1) Core task families in healthcare ML

Healthcare ML spans multiple task types, often with different failure modes and evaluation pitfalls.

1.1 Medical imaging (radiology, pathology, ophthalmology, ultrasound)

Classification
Examples:
- Diabetic retinopathy grading from fundus photos.
- Pneumonia detection from chest radiographs.

Detection / localization
Examples:
- Pulmonary nodules in CT.
- Polyps in colonoscopy video.

Segmentation
Examples:
- Tumor segmentation in MRI.
- Organ segmentation for radiotherapy planning.

A classic reference for imaging deep learning is Litjens et al. (2017) [1]. For modern AI tools and platforms, see resources like multimodal AI platforms and neural network systems.

1.2 EHR/tabular + time series (ICU monitors, vitals, labs, medications)

Risk prediction
Examples:
- 30-day readmission.
- In-hospital mortality.
- Deterioration or need for ventilation.

Early warning systems
Example:
- Sepsis alerts (contentious, and often affected by label definition and dataset shift).

Harutyunyan et al. (2019) released benchmark tasks for ICU prediction from MIMIC-III data [2]. For API access to similar models, HuggingFace APIs provide accessible endpoints.

1.3 Clinical NLP (notes, discharge summaries, radiology reports)

Phenotyping and cohort discovery (e.g., identify diabetes complications from notes)
Information extraction (medications, diagnoses, symptoms)
Summarization (risk: factuality errors)
Clinical decision support (CDS) (requires careful validation and governance)

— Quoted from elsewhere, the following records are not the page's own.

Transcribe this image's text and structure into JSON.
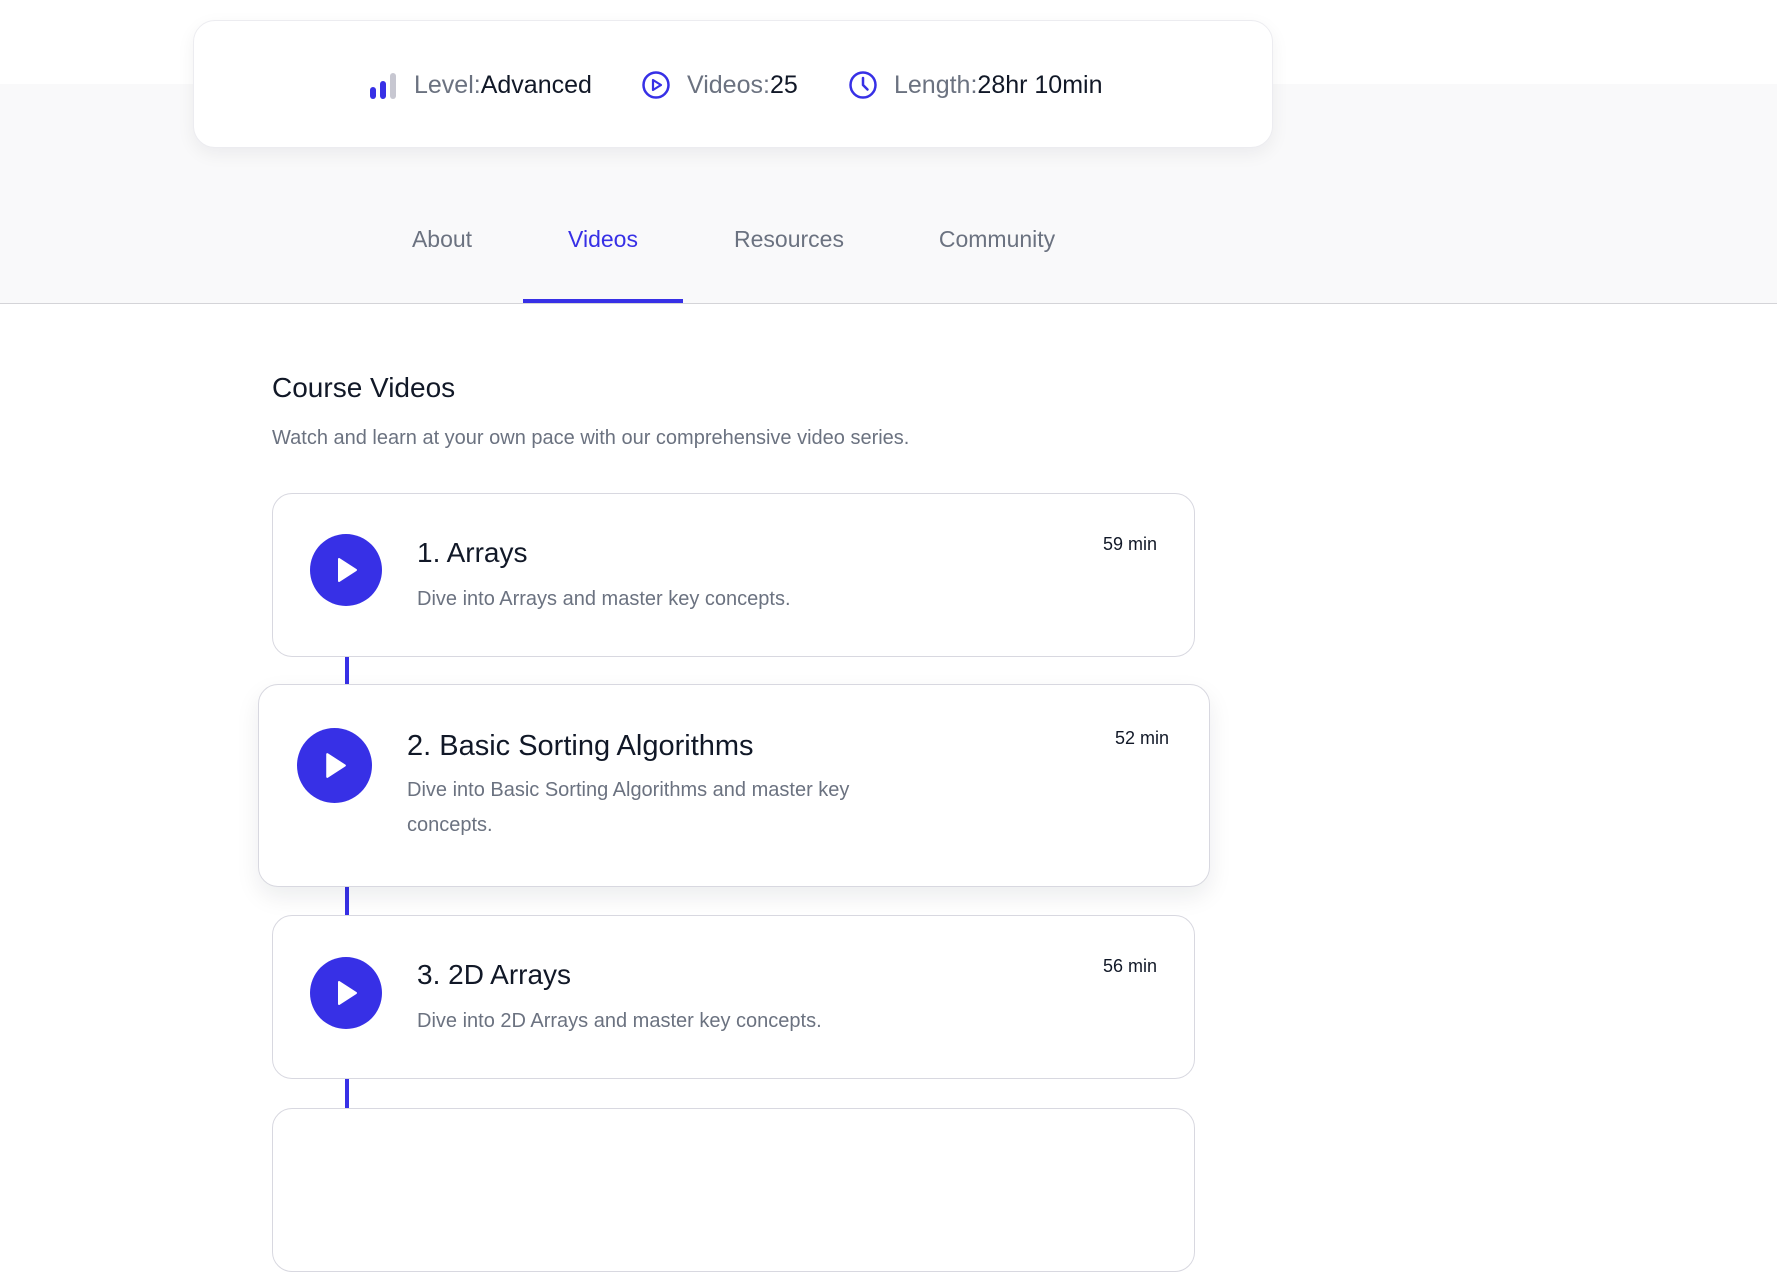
{
  "course_stats": {
    "level": {
      "label": "Level:",
      "value": "Advanced",
      "icon": "level-bars-icon"
    },
    "videos": {
      "label": "Videos:",
      "value": "25",
      "icon": "play-circle-icon"
    },
    "length": {
      "label": "Length:",
      "value": "28hr 10min",
      "icon": "clock-icon"
    }
  },
  "tabs": [
    {
      "label": "About",
      "active": false
    },
    {
      "label": "Videos",
      "active": true
    },
    {
      "label": "Resources",
      "active": false
    },
    {
      "label": "Community",
      "active": false
    }
  ],
  "section": {
    "title": "Course Videos",
    "subtitle": "Watch and learn at your own pace with our comprehensive video series."
  },
  "videos": [
    {
      "title": "1. Arrays",
      "description": "Dive into Arrays and master key concepts.",
      "duration": "59 min"
    },
    {
      "title": "2. Basic Sorting Algorithms",
      "description": "Dive into Basic Sorting Algorithms and master key concepts.",
      "duration": "52 min"
    },
    {
      "title": "3. 2D Arrays",
      "description": "Dive into 2D Arrays and master key concepts.",
      "duration": "56 min"
    }
  ],
  "colors": {
    "accent": "#3730e6",
    "text_primary": "#111827",
    "text_muted": "#6b7280",
    "band_gray": "#f9f9fa",
    "border": "#d8d8e0"
  }
}
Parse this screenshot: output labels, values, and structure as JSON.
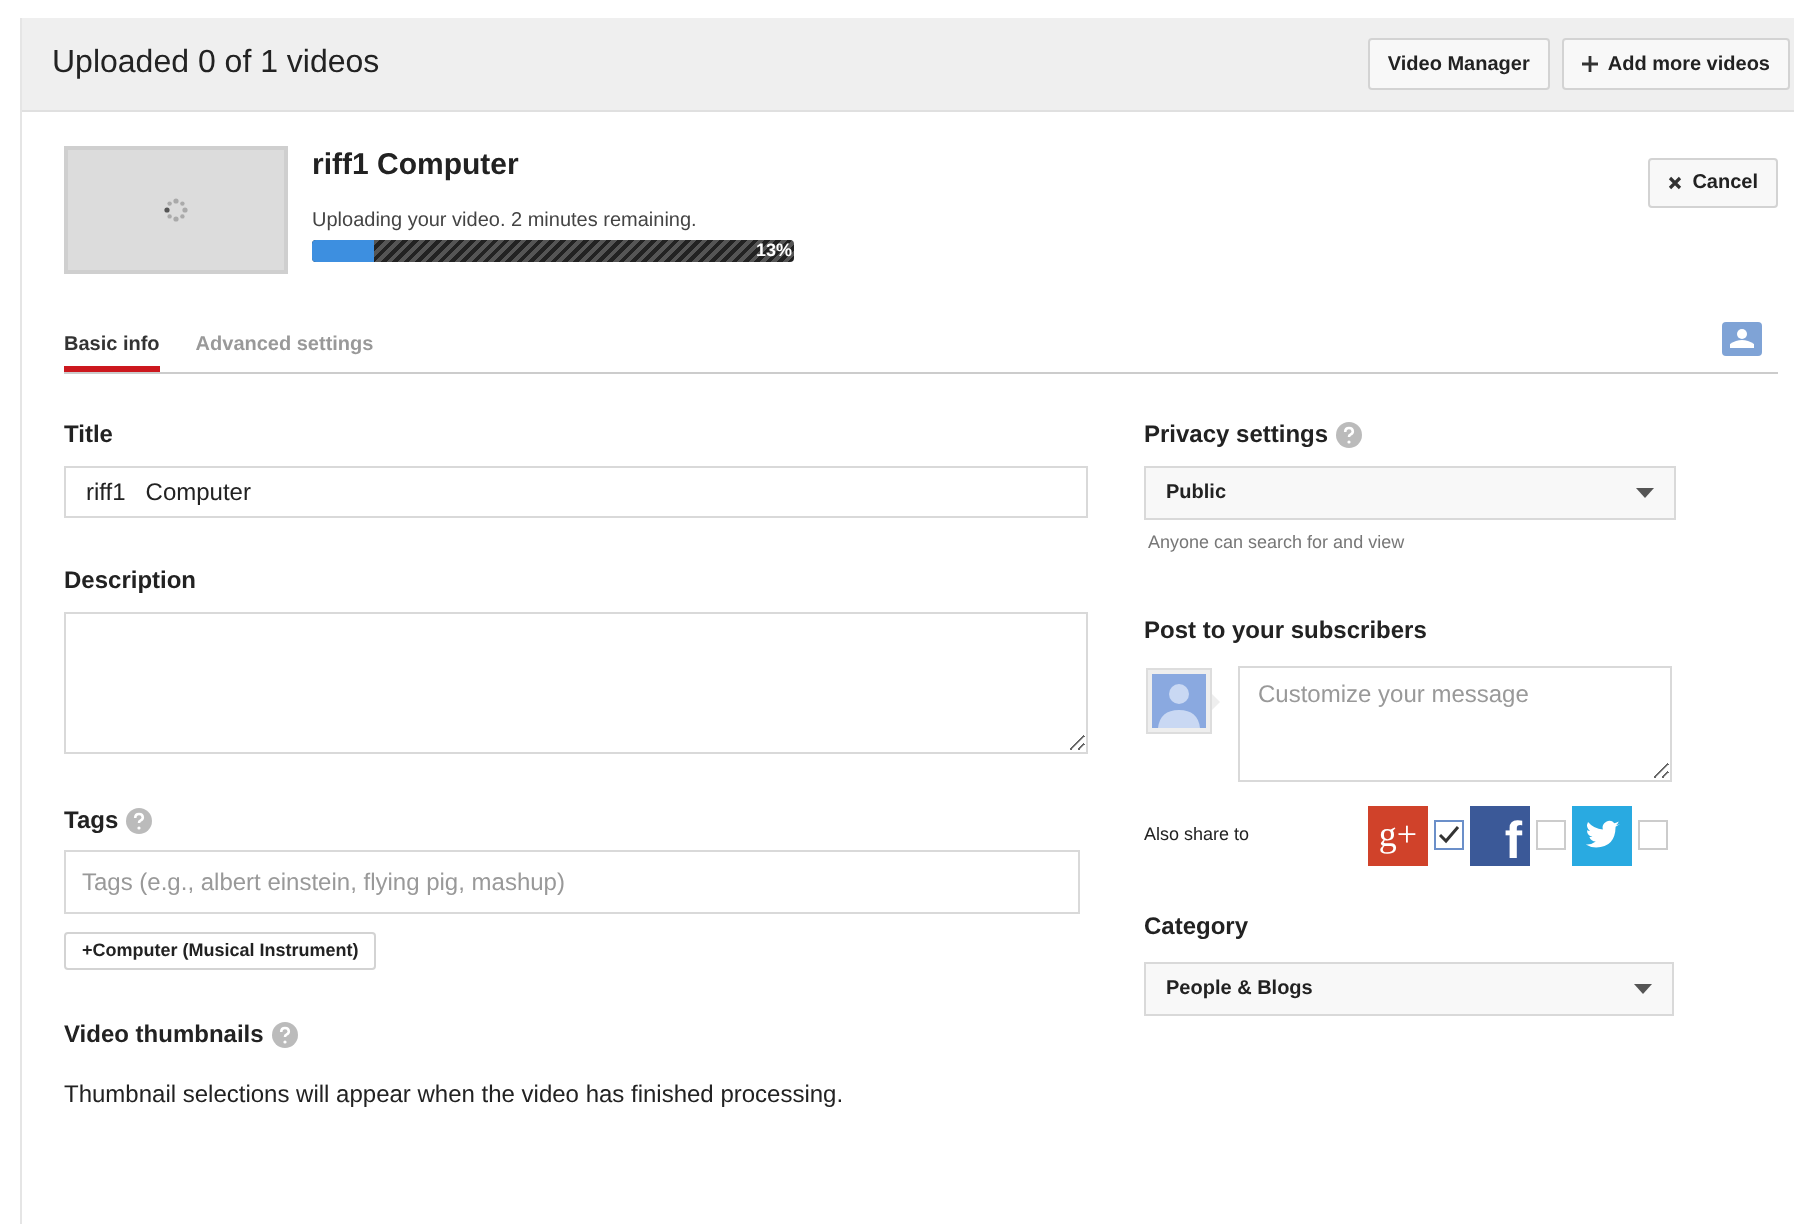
{
  "header": {
    "title": "Uploaded 0 of 1 videos",
    "buttons": [
      {
        "label": "Video Manager",
        "kind": "plain"
      },
      {
        "label": "Add more videos",
        "kind": "add"
      }
    ]
  },
  "upload": {
    "title": "riff1 Computer",
    "status": "Uploading your video. 2 minutes remaining.",
    "level": 0.13,
    "percent": "13%",
    "cancel": "Cancel"
  },
  "tabs": [
    {
      "label": "Basic info",
      "selected": true
    },
    {
      "label": "Advanced settings",
      "selected": false
    }
  ],
  "form": {
    "title": {
      "label": "Title",
      "value": "riff1   Computer"
    },
    "description": {
      "label": "Description"
    },
    "tags": {
      "label": "Tags",
      "placeholder": "Tags (e.g., albert einstein, flying pig, mashup)",
      "suggestions": [
        "+Computer (Musical Instrument)"
      ]
    },
    "thumbnails": {
      "label": "Video thumbnails",
      "note": "Thumbnail selections will appear when the video has finished processing."
    }
  },
  "privacy": {
    "label": "Privacy settings",
    "value": "Public",
    "hint": "Anyone can search for and view"
  },
  "post": {
    "label": "Post to your subscribers",
    "placeholder": "Customize your message",
    "share_label": "Also share to",
    "networks": [
      {
        "kind": "gplus",
        "glyph": "g+",
        "checked": true
      },
      {
        "kind": "facebook",
        "glyph": "f",
        "checked": false
      },
      {
        "kind": "twitter",
        "checked": false
      }
    ]
  },
  "category": {
    "label": "Category",
    "value": "People & Blogs"
  }
}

A classic dataset for clinical NLP is MIMIC-III (with notes) [3]. Modern conversational AI platforms like ChatAI and DeepSeek are advancing clinical language understanding.

1.4 Omics + genomics

Variant interpretation
Polygenic risk scores / prediction
Drug response prediction

For genomics analysis, Genomics AI provides tools for variant interpretation and polygenic risk scores.

1.5 Operational / systems / public health

Scheduling and capacity forecasting
Outbreak forecasting
Resource allocation

For electronic systems integration, Electronic Systems AI provides healthcare-specific solutions.

2) Data realities that dominate outcomes

2.1 Labels are often noisy, delayed, and proxy-based

- ICD codes can be incomplete or influenced by billing.
- Clinical outcomes can be confounded by treatment decisions.
- Imaging labels might be derived from reports rather than pixel-level truth.

This is a key reason that "high AUROC" can still fail clinically.

2.2 Dataset shift is the rule, not the exception

- Different hospitals use different scanners, protocols, populations, and EHR systems.
- Clinical practice changes over time.

A broad discussion of dataset shift in medical AI appears in Finlayson et al. (2021) [4].

2.3 Missingness is informative

- Labs are ordered because clinicians suspect something.
- Missing values are not random; they encode workflow and suspicion.

3) Evaluation: what is different from "general ML"

3.1 Beyond AUROC

- Calibration (reliability of probabilities)
- Decision-curve analysis (clinical utility across thresholds)
- Subgroup performance (age, sex, ethnicity, device type)
- Prospective validation and workflow integration

Saito & Rehmsmeier (2015) emphasize precision-recall vs ROC under class imbalance [5].

3.2 Ground truth and "label leakage"

A model can accidentally learn from information that would not be available at prediction time (e.g., post-event labs, documentation created after diagnosis). Leakage is common in EHR modeling.

3.3 External validation and site generalization

Internal test splits are often optimistic. External validation across hospitals/scanners is a major differentiator in credible healthcare ML studies.

4) Deployment: the last mile is most of the work

4.1 Human factors and workflow

- When does a prediction arrive?
- Who sees it?
- What action is expected?
- What happens on disagreement?

4.2 Monitoring and drift

- Data drift (inputs) and concept drift (outcomes)
- Performance auditing by time and subgroup

4.3 Regulatory + governance

Depending on jurisdiction and use, ML tools may be considered medical devices and require evidence and quality systems.